Bath Salt Abuse Facts & Statistics
“Bath salts” are the street name for a family of designer drugs created from synthetic cathiones, which is similar to cocaine and amphetamines. There is no legitimate medical use for synthetic cathiones. Consequently, these drugs are falsely labeled “bath salts”, “plant food” and “insect repellant” in order to conceal their true identity from law enforcement authorities.
How Bath Salts Work
Synthetic cathiones work by stimulating the central nervous system. These drugs activate the user’s norepinephrine-dopamine re-uptake inhibitors. Physical side effects of bath salt abuse include loss of appetite and elevated blood pressure. Bath salts cause an elevated level of agitation and aggression, causing users to become a safety risk to those around them. These physical and psychological effects typically last between 3-4 hours or 6-8 hours, depending on how much of the drug has been consumed.
Health Risks Associated With Bath Salts
Bath salt abuse puts users at risk for serious health problems. These health risks include swelling in the brain, increased risk for heart attack, and coma leading to death. Bath salts increase the body temperature, which causes muscle breakdown and kidney damage.
Mental health risks associated with bath salts include:
- auditory and visual hallucinations
- extreme paranoia
- increased wakefulness
- intense panic attacks
- extreme anxiety
Despite these serious physical side effects, bath salt users report a powerful psychological need to continue using the drug once the initial euphoric effects have worn off.
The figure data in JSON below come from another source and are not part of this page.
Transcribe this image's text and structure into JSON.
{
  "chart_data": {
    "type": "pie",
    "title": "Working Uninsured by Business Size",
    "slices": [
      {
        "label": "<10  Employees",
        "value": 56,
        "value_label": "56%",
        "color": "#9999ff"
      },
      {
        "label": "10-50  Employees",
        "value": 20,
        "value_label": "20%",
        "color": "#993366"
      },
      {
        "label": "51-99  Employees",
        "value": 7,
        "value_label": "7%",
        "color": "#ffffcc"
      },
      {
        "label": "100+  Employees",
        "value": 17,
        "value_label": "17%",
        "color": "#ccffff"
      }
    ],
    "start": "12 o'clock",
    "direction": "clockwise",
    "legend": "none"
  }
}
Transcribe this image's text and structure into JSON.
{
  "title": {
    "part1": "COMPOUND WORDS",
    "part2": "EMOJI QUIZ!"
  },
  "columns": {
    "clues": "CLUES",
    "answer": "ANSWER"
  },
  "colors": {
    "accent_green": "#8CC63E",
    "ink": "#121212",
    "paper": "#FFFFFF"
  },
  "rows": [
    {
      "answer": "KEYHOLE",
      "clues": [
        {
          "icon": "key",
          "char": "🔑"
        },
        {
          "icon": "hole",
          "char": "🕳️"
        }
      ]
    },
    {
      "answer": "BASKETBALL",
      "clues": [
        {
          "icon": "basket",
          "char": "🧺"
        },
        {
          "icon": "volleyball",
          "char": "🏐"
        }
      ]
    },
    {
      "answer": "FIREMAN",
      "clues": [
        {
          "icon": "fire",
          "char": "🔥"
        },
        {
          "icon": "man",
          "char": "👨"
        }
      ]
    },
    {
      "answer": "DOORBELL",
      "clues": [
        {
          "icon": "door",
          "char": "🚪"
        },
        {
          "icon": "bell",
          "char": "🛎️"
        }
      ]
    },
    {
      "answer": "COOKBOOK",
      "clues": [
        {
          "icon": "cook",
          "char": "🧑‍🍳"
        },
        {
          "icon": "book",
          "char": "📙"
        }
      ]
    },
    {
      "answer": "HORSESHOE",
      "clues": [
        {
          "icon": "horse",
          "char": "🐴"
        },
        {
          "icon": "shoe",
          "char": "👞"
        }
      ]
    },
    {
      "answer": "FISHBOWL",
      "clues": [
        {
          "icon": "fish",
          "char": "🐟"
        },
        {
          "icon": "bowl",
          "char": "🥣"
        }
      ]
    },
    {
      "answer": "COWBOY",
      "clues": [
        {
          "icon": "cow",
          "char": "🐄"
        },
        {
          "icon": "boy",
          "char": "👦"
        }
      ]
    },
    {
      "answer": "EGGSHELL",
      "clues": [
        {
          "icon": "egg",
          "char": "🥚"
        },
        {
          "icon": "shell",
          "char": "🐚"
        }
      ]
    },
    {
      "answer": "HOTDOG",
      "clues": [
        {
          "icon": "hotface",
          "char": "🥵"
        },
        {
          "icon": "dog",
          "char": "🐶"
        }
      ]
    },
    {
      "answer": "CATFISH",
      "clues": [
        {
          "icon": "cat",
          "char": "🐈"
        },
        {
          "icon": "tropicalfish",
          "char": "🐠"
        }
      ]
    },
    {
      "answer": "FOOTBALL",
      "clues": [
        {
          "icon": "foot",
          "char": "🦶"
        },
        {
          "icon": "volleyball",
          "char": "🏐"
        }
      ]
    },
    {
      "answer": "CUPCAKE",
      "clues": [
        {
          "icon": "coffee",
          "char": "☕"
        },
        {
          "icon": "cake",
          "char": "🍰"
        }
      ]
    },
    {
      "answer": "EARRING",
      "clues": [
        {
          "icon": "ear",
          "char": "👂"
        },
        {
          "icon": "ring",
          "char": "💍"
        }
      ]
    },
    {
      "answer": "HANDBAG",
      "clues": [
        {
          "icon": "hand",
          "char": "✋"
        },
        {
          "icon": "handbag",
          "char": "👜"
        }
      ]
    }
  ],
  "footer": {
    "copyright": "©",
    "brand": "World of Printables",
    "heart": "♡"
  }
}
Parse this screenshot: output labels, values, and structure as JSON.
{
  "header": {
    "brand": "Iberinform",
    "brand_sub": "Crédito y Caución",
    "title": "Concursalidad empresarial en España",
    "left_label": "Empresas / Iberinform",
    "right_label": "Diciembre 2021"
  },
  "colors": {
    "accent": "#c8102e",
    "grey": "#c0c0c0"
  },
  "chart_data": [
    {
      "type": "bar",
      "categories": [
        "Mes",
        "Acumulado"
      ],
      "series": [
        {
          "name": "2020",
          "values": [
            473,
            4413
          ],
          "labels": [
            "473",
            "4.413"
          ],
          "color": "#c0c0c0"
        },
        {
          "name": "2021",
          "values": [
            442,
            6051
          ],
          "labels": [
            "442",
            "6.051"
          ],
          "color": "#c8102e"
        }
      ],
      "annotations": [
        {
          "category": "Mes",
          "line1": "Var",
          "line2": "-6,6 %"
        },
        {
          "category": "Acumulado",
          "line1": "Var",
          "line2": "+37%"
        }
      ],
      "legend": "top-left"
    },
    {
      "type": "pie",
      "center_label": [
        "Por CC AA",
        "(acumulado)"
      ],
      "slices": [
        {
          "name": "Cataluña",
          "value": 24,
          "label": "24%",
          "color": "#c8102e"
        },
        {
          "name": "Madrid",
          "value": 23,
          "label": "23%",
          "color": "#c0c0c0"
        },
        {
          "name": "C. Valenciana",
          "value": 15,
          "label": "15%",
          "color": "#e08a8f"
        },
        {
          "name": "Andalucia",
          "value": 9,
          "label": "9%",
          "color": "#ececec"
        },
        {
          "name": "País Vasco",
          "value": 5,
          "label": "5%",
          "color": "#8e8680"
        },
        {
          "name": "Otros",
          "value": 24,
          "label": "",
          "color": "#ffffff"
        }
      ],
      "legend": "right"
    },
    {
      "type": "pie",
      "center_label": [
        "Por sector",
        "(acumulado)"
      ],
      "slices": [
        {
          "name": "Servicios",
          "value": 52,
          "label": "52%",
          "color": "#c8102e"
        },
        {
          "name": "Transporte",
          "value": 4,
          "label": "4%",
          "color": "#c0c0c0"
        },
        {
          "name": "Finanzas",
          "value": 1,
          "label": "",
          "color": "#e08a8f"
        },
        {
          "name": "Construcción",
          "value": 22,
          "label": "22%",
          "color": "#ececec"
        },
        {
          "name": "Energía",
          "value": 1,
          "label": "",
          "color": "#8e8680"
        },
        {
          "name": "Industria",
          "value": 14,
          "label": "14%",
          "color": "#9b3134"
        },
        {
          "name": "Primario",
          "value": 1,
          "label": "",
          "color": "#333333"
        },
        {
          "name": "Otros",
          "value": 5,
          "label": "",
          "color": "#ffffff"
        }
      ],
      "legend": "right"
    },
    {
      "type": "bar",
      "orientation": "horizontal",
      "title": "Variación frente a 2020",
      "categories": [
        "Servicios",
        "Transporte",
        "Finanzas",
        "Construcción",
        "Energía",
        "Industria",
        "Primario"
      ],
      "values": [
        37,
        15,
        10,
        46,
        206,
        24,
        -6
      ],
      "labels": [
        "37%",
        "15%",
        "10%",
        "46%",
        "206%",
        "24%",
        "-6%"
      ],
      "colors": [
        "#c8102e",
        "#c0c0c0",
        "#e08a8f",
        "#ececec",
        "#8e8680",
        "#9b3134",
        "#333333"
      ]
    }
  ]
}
While drug designers claim that synthetic cathiones create effects similar to cocaine, amphetamines and MDMA (ecstasy), little is known about their exact pharmacology. Contents of bath salt packages is rarely consistent. They generally contain at least one of the following six chemicals:
- Methylenedioxypyrovalerone (MDPV)
- Methylmethcathinone (Mephedrone, 4-MMC)
- Methylenedioxymethcathinone (Methylone, MDMC)
- Fluoromethcathinone (Flephedrone, 4-FMC)
- Fluoromethcathinone (3-FMC)
- Methoxymethcathinone (Methedrone, bk-PMMA, PMM)
Cost of Bath Salts
The price of bath salts ranges from $25 to $50 for a 50-milligram packet. They are typically sold as a pure white or brown powder that is labeled “not for human consumption.” However, bath salts are also available in a liquid and crystal form, and may also be sold as a tablet or capsule.
Popular names for “bath salts” include:
- blue silk
- Hurricane Charlie
- ivory snow
- ocean burst
- pure ivory
- purple wave
- red dove
- snow leopard
- vanilla sky
A Plain Deadly Drug
Bath salts are a relatively new designer drug. In 2009, there were zero calls placed to Poison Control Centers regarding bath salt abuse. Since 2010, however, Poison Control Centers have received 2,237 bath salts related calls from 47 states and the District of Columbia. On December 21, 2010, the American Association of Poison Control Centers issued the first warning about bath salts abuse.